Nothing about Scott Adams’ daily news and analysis show, Real Coffee with Scott Adams, should work.

Not especially telegenic (said the pot to the kettle), Adams would blend right in at an Upper Midwest accountant’s convention. His lilting voice – something he lost for a number of years – isn’t remarkable, and he is incapable of pronouncing some names. His show features no production value or set design to speak of. Bare wooden home office shelves adorned only with copies of his books form his backdrop.

And yet, once you start listening, it’s hard to stop.

Adams first rose to fame as the creator of Dilbert, a comic strip which has been running continuously since 1989 and at its height appeared in 2000 newspapers worldwide. Since 2015, however, he’s been known as the guy who predicted the Trump presidency.

Living overseas at the time, I had no frame of reference for Trump. I considered him then to be a vulgar, self-promoting prevaricator with no real conservative or libertarian political philosophy. Adams taught me to look at Trump in a different light – to reframe him – as a persuader. It didn’t change my opinion of Trump the Man, but I came to appreciate the techniques of persuasion he used to win the highest political office in the land.

Adams does this sort of reframing on a near daily basis on his show. In a recent episode, he reframes the issue of police brutality currently dominating the news cycle. Instead of a pandemic of people being killed by police, Adams says, what if we have a pandemic of people resisting arrest? If the media were to report the issue this way, our reaction might be different. In the same episode he reframes the voting rights controversies in Georgia and elsewhere in a similar fashion.

Often described as a Libertarian, Adams eschews partisan labels and at one point called for the creation of a new party, The Economics Party. As often as he rails against traditionally progressive institutions like the media and teacher’s unions, it’s impossible to place him on the left side of the political spectrum. I see him more as a mischievous provocateur whose aim is to persuade, not tow some party line.

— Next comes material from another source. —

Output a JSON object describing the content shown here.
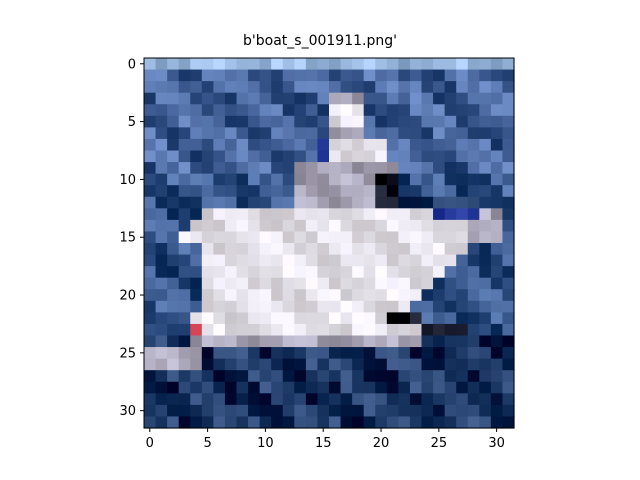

A trained hypnotist, Adams studies persuasion and keeps a recommended reading list on his blog. Two of his own books are included in the top three recommendations – undoubtedly designed to persuade readers to buy more copies. The subject of persuasion arises often enough on the show a self-aware listener will often wonder what technique Adams, in his own disarming, self-effacing way, is using at the present moment.

But his real contribution – which he does exceedingly well – is to provide fresh, much needed perspective on the news of the day. Whether or not you agree – and you won’t, much of the time – it’s a pleasant, informative way to spend an hour of your day, and an essential counterbalance to the prevailing media narrative. Available on YouTube, Locals, and Apple Podcasts, I urge you to check it out.